Il s’ensuit que ce qui est déterminant ici est
que les personnes déjà au bénéfice d’une rente ont fait partie du cercle des
personnes couvertes par les contrats d’affiliation et d’assurance collective
conclus successivement par l’employeur de la demanderesse. En effet, les
institutions de prévoyance, qui se sont succédées depuis la résiliation au 31 décembre 2003 du contrat d’affiliation entre l’employeur et B2________,
ont en définitive consenti au transfert de la réserve mathématique afférente
aux rentes en cours. Rien au dossier n’indique que les bénéficiaires de rentes
aient continué à être assurés auprès de B2________ (repris par C.________
au 01.01.2004), pas plus qu’auprès de D.________, après la résiliation par
l’employeur du contrat d’affiliation respectif.
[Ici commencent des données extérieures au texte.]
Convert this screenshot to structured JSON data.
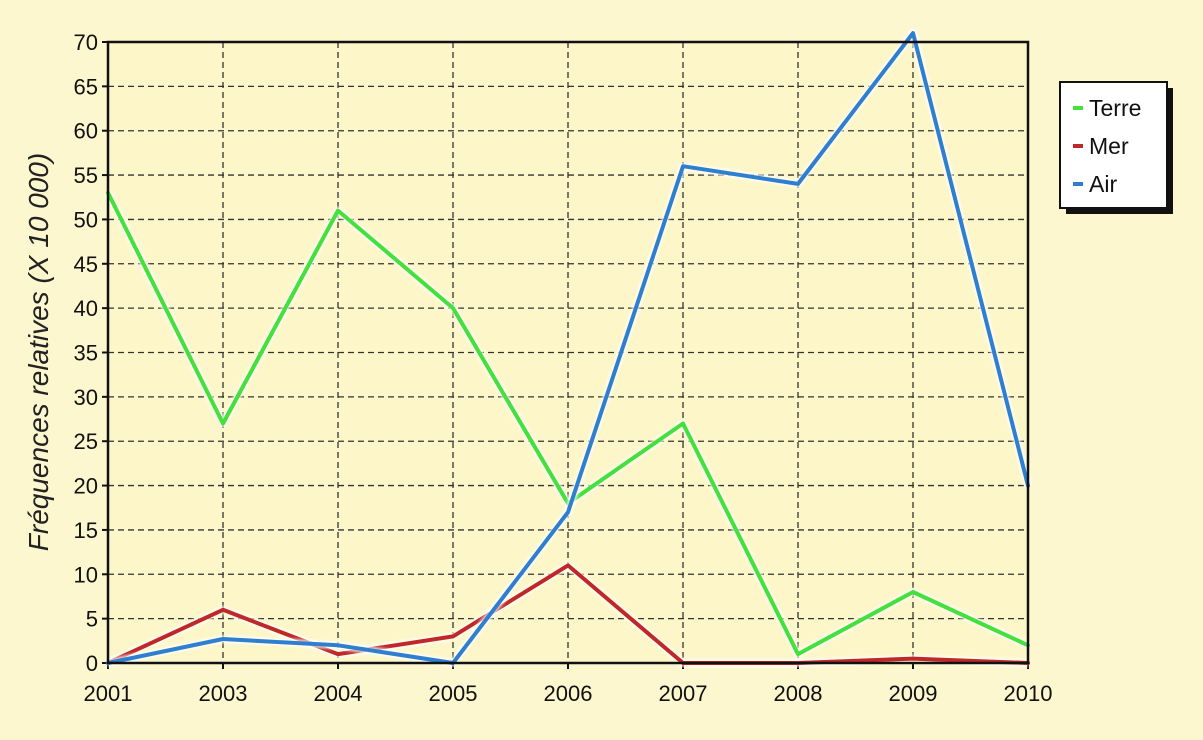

Bien au contraire, les éléments
en mains de la Cour de céans exposés ci-avant, d’ailleurs non remis en cause
par les parties à la procédure, démontrent que tant la résiliation par l’employeur
pour le 31 décembre 2003 du contrat d’affiliation le liant à B2________
(reprise par C.________) que la résiliation par
l’employeur pour le 31 décembre 2008 du contrat d’affiliation le liant à D.________
ont rendu caduc le contrat d’assurance collective conclu entre l’employeur et
chacune de ces deux institutions de prévoyance, y compris pour les
bénéficiaires de rentes. Il s’ensuit que les conséquences juridiques prévues en
cas de résiliation se sont étendues non seulement aux employés actifs, mais
précisément également aux bénéficiaires de rentes, dont la demanderesse qui,
depuis le 1er janvier 2009, est assurée par E.________ tant comme
employée active à 45 % que comme bénéficiaire de rentes. Aussi,
conformément à la jurisprudence précitée, la demanderesse, qui disposait d’une
capacité résiduelle de travail au moment de son intégration à la défenderesse 1
au 1er janvier 2009, a fait l’objet d’une intégration dans le cadre
d’un changement collectif d’institution de prévoyance et non d’un changement
individuel – ce qui n’est pas contesté – de sorte que la nouvelle institution
de prévoyance, soit E.________, a pris lors de ce transfert à sa charge le
risque de détérioration de l’état de santé de l’assurée.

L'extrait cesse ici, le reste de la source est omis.